Bledso also had some information Mirikami didn’t know the navy knew. “Is this landing to be done using a captured Krall clanship? I understand you have a number of them under your control. You apparently found a way around their quantum locks.”
He nodded, as he thought of a plausible answer. “The Torki workers that make the quantum locks for the Krall also know what unlocks them.” This was all he offered to confirm her statement. Revealing his Krall tattoo and its use wasn’t advisable. General Nabarone even had one now, as did any Kobani in the speck ops units.
Foxworthy had a question Mirikami expected, based on what her unguarded mental images suggested she intended to ask him when they shook hands. “Your three men captured that Krall while it was fully conscious, long before they had a chance to give it that drug. I watched the recordings repeatedly. They overcame it with brute force, and it was wearing powered armor that made it even stronger and more dangerous.”
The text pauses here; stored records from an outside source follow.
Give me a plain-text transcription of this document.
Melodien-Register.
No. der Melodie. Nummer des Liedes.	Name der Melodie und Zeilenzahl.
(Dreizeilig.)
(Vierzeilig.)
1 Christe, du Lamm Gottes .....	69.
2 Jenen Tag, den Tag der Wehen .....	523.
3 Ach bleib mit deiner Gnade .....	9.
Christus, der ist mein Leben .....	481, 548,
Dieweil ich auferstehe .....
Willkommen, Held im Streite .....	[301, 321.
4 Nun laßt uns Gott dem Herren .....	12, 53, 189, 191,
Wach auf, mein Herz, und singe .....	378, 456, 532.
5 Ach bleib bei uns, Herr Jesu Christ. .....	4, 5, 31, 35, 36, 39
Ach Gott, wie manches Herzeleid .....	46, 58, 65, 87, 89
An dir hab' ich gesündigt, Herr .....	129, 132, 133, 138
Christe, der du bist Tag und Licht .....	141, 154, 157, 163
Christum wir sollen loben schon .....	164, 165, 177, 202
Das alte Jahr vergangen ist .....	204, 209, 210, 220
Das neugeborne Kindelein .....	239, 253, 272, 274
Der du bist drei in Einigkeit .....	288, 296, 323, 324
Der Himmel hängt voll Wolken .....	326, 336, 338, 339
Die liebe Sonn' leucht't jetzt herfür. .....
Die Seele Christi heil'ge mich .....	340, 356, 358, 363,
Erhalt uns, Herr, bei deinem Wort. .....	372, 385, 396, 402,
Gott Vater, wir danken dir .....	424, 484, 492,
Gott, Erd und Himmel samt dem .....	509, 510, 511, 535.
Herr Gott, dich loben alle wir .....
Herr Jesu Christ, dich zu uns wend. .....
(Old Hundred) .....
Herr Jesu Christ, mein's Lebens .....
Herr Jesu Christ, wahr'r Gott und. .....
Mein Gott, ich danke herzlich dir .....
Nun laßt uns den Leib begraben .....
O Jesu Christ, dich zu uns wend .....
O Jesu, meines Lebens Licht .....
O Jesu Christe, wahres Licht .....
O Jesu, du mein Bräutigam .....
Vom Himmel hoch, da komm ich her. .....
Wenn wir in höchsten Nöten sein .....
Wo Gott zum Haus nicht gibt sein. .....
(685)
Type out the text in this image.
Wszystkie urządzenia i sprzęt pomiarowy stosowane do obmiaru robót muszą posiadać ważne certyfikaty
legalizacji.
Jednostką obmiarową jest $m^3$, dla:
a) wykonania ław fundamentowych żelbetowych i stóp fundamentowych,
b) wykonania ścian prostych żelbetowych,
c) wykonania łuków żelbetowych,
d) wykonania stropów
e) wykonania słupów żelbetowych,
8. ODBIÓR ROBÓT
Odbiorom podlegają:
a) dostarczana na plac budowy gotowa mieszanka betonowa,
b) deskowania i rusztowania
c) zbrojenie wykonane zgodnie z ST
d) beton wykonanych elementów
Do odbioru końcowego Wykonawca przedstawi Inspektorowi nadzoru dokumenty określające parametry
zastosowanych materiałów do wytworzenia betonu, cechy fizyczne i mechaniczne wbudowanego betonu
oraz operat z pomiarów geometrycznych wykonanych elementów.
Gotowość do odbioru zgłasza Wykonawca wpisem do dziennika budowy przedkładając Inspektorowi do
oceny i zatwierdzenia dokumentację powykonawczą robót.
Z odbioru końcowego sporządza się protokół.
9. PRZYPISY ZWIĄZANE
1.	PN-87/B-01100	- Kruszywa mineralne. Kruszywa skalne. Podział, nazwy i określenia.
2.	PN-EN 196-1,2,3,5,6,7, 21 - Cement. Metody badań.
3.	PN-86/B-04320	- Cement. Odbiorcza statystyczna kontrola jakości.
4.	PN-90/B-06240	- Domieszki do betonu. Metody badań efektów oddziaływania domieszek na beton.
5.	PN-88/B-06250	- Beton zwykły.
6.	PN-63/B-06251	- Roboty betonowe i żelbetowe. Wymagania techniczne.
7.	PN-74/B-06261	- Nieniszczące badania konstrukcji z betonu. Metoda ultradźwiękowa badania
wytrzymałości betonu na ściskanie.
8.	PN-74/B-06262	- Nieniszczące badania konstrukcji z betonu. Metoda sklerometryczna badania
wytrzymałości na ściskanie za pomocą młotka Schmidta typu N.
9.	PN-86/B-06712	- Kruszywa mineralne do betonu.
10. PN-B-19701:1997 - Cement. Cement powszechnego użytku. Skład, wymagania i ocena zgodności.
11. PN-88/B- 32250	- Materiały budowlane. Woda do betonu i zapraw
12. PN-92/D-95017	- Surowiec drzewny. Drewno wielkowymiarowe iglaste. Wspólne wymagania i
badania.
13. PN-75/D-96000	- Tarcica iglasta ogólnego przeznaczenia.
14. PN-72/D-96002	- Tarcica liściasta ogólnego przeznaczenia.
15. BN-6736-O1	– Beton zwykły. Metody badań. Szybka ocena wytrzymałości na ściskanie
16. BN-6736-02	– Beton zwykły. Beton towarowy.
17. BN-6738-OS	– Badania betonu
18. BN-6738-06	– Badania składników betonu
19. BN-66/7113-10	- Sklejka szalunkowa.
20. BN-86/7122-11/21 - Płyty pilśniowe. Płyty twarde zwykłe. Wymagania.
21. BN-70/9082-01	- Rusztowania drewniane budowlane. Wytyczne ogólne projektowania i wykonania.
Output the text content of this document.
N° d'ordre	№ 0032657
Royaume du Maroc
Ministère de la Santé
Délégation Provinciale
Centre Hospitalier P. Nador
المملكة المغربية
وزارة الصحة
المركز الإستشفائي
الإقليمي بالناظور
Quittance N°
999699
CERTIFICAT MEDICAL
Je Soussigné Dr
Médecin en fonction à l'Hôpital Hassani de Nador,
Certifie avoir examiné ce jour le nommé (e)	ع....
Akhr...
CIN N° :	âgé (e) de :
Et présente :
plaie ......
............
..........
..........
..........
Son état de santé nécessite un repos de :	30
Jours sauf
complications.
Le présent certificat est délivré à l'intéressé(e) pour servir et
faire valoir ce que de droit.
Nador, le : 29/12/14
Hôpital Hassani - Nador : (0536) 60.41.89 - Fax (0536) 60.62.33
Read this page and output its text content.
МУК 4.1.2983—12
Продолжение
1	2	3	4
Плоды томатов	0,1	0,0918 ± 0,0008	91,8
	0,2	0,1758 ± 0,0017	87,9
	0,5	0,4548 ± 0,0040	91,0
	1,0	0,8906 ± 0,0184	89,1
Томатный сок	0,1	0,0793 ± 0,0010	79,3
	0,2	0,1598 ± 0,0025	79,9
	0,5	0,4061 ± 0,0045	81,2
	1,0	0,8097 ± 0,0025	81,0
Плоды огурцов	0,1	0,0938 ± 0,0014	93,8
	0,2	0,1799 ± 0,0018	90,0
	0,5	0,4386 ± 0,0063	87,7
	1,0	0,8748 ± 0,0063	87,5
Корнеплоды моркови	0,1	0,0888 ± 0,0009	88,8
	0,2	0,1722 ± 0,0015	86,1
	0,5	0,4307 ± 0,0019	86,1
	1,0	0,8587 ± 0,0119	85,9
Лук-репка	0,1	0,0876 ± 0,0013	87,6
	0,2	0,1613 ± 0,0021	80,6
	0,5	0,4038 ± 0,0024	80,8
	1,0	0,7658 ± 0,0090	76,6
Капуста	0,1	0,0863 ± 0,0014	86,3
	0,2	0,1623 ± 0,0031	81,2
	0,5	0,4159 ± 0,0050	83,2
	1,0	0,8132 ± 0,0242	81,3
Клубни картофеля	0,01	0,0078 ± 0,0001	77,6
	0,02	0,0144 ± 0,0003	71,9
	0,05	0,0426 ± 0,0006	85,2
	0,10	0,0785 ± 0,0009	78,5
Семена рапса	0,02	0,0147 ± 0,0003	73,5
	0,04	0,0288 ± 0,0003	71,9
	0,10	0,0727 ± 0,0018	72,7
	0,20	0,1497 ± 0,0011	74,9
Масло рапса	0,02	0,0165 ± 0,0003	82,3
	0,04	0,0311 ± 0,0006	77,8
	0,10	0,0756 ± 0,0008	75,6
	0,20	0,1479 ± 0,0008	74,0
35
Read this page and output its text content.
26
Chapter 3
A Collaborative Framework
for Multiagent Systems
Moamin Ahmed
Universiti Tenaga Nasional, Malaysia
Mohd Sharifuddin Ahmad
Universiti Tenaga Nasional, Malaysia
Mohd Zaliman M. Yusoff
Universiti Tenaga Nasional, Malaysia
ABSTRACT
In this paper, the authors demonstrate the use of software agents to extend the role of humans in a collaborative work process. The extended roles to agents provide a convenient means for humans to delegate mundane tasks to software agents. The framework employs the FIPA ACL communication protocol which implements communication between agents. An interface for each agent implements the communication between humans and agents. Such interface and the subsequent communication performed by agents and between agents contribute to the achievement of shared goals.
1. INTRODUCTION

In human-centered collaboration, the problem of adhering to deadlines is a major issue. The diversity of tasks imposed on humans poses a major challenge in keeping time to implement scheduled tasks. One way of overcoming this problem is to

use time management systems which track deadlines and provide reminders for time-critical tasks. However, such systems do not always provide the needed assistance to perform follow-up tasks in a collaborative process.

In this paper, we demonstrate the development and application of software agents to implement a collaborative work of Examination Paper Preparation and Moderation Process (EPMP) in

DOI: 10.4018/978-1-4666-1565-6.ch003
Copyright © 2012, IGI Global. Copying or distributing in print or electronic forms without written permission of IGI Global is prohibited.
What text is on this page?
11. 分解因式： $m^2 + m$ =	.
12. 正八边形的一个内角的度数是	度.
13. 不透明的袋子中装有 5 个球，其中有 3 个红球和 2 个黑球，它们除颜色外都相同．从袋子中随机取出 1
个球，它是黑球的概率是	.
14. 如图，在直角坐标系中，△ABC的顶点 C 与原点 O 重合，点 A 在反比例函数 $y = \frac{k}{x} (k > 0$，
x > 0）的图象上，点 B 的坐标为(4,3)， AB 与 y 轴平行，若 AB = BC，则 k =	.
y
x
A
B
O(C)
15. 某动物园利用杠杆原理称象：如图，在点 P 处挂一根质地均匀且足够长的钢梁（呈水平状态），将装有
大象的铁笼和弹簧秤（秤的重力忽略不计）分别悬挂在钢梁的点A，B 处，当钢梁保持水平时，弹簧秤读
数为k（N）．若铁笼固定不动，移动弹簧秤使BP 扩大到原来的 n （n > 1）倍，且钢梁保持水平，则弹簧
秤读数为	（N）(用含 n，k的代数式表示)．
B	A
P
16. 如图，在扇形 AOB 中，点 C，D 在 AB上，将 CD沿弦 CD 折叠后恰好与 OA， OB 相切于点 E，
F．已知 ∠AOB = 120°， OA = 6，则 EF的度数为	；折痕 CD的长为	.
It wasn’t quite an accusation, but she would demand an explanation before he could talk them into the agreement he wanted. He had a ready story, one less colorful and embellished than Reynolds would have used, but Mirikami was telling
his
story to skeptical human beings, not the Krall, who knew little of humanity’s ability to fabricate tales. The Krall bragged and embellished, but they didn’t have the artistry to tell an elaborate good lie.
Another superior human trait,
thought Mirikami, sardonically.
He started this way. “Alien technology is exactly that. Alien, and advanced. We don’t understand how all of it works yet. Our new allies gave us the sleep drug, built our armored suits, and improved on the existing Krall stealth technology. Those limited number of top of the line suits give us the edge we need over the Krall in direct combat. The suits you saw on my men on the capture mission have an amazing stealth capability, which you didn’t observe because it wasn’t needed there, and frankly, they didn’t use it because they knew you were watching. We guard our secrets. I’m telling you this now, because I want you to use your fleet to attack K1 if we scout the planet for you, and tell you where to strike hardest. We have to demonstrate what the suits do for us, to convince you we can pull this mission off in secrecy.”